Blackbaud (BLKB) CEO logs stock awards and tax-withholding share forfeitures
Filing Impact
Filing Sentiment
Form Type
4
Rhea-AI Filing Summary
Blackbaud Inc. President and CEO Michael P. Gianoni reported a mix of equity grants and tax-related share dispositions in common stock. On February 13, 2026, he acquired 15,629 shares through a grant or award.
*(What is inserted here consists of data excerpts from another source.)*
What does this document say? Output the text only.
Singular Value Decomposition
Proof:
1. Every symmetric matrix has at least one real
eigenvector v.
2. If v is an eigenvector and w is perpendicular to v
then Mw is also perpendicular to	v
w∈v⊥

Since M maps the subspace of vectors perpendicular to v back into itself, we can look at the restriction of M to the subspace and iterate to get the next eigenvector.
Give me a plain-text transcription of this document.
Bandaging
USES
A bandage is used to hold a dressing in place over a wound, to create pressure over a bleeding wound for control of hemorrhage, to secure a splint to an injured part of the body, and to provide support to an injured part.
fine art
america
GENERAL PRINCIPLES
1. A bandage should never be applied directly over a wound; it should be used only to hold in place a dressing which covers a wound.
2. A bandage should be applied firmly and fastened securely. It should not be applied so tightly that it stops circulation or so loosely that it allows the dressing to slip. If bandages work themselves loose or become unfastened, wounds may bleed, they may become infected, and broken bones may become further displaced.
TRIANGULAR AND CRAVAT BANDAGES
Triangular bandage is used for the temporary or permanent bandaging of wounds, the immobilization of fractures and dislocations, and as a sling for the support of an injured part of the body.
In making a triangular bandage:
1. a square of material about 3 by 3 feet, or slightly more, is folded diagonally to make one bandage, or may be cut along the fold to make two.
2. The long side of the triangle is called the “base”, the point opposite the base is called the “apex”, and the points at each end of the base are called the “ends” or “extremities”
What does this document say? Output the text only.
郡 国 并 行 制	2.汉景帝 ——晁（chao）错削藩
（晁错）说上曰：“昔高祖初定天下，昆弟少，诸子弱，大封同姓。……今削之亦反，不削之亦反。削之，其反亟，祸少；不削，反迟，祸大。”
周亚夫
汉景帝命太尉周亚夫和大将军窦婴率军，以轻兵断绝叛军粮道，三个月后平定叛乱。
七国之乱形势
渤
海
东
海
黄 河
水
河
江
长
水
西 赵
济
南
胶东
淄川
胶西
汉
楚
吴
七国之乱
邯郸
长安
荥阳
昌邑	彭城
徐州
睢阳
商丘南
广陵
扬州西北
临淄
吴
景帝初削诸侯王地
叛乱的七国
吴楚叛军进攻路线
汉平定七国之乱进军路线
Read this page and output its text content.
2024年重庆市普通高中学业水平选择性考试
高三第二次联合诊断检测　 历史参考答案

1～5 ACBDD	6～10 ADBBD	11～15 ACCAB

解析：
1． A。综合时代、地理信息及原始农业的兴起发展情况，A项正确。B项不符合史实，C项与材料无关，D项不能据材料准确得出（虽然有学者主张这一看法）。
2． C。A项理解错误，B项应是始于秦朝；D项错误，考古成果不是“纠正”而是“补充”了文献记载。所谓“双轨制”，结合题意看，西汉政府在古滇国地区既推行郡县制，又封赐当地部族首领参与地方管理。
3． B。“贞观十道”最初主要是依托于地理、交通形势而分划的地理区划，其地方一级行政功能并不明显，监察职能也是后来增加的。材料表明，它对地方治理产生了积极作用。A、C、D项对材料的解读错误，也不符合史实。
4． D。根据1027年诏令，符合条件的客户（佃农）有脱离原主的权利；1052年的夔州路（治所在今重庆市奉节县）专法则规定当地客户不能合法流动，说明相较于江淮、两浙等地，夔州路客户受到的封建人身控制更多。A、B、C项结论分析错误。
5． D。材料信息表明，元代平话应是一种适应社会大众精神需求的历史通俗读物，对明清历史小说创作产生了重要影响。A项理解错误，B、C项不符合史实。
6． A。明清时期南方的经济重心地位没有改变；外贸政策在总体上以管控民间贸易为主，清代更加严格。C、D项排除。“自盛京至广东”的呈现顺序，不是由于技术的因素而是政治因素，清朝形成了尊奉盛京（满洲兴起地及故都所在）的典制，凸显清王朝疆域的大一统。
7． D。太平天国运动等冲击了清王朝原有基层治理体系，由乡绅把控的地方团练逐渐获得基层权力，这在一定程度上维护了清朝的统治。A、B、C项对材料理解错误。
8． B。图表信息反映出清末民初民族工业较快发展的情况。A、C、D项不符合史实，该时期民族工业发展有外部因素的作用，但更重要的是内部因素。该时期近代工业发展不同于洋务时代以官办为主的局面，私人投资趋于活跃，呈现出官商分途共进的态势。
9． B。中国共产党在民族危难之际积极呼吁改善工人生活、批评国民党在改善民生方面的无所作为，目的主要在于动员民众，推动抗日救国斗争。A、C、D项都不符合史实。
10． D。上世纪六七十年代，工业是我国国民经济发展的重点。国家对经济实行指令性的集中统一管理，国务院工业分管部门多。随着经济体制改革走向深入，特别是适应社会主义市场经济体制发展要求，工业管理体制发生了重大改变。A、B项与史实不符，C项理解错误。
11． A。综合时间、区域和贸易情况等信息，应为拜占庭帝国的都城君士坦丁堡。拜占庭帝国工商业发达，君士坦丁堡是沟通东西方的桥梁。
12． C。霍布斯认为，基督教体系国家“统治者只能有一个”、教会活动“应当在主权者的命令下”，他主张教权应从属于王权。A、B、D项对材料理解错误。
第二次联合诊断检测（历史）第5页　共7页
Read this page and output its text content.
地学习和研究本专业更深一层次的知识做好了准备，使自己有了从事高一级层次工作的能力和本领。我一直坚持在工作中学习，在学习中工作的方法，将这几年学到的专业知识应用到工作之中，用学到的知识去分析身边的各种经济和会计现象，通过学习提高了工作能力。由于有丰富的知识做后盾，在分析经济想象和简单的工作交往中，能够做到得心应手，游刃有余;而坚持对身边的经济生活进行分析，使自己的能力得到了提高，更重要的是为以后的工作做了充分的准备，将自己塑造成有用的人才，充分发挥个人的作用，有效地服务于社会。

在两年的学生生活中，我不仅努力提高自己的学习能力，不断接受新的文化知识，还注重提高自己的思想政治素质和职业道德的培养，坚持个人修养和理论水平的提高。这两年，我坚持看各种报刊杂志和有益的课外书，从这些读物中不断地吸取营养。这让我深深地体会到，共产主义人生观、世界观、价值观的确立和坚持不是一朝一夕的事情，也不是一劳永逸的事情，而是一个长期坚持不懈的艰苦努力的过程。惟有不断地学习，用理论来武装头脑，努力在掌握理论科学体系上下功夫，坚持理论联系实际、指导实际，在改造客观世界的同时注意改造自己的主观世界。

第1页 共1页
On February 17, 2026, he received an additional 80,100 restricted shares that will vest in three equal annual installments beginning February 17, 2027, subject to continued employment.
Also on February 17, 2026, a total of several thousand shares were forfeited back to Blackbaud at a price of $49.08 per share to satisfy tax liabilities triggered by the vesting of performance restricted stock units and restricted stock originally granted on February 13, 2023. All holdings are reported as directly owned after these transactions.
Positive
- None.
Negative
- None.
Insider Trade Summary
5 transactions reported
Mixed
5 txns
Insider
Gianoni Michael P
Role
President and CEO
| Type | Security | Shares | Price | Value |
|---|---|---|---|---|
| Tax Withholding | Common Stock | 4,937 | $49.08 | $242K |
| Tax Withholding | Common Stock | 7,088 | $49.08 | $348K |
| Tax Withholding | Common Stock | 9,881 | $49.08 | $485K |
| Grant/Award | Common Stock | 80,100 | $0.00 | -- |
| Grant/Award | Common Stock | 15,629 | $0.00 | -- |
Holdings After Transaction:
Common Stock — 383,677 shares (Direct)
Footnotes (1)
- The Compensation Committee determined that a portion of performance restricted stock units ("PRSUs") granted on February 13, 2023 would vest in full on February 13, 2026 based on the Issuer achieving performance goals for the period ended December 31, 2025, subject to continued employment. Represents shares forfeited to the Issuer in connection with the satisfaction of tax liabilities incurred upon the vesting of PRSUs granted February 13, 2023. Represents shares forfeited to the Issuer in connection with the satisfaction of tax liabilities incurred upon the vesting of restricted stock granted February 13, 2023. Represents a restricted stock award which vests in three equal annual installments beginning on February 17, 2027, subject to continued employment.
FAQ
What insider transactions did Blackbaud (BLKB) CEO Michael P. Gianoni report?
Michael P. Gianoni reported a mix of equity grants and tax-related share forfeitures in Blackbaud common stock. He received new stock awards and forfeited shares to cover tax liabilities arising from the vesting of earlier performance-based and time-based equity grants.
What is the vesting schedule for the new Blackbaud (BLKB) restricted stock award?
The new restricted stock award to the CEO vests in three equal annual installments beginning on February 17, 2027. Vesting is conditioned on his continued employment, meaning shares are earned over time rather than all at once on the grant date.
How were Blackbaud (BLKB) performance restricted stock units treated in this Form 4?
The Compensation Committee determined that a portion of performance restricted stock units granted on February 13, 2023 would fully vest on February 13, 2026 after Blackbaud achieved specified performance goals through December 31, 2025, with vesting also requiring the CEO’s continued employment.
Does this Blackbaud (BLKB) Form 4 show open-market stock sales by the CEO?
The transactions use code "F" for tax-withholding dispositions and code "A" for grants or awards, rather than open-market sales. Shares were forfeited back to Blackbaud to cover tax liabilities linked to vesting equity, and new shares were awarded as compensation.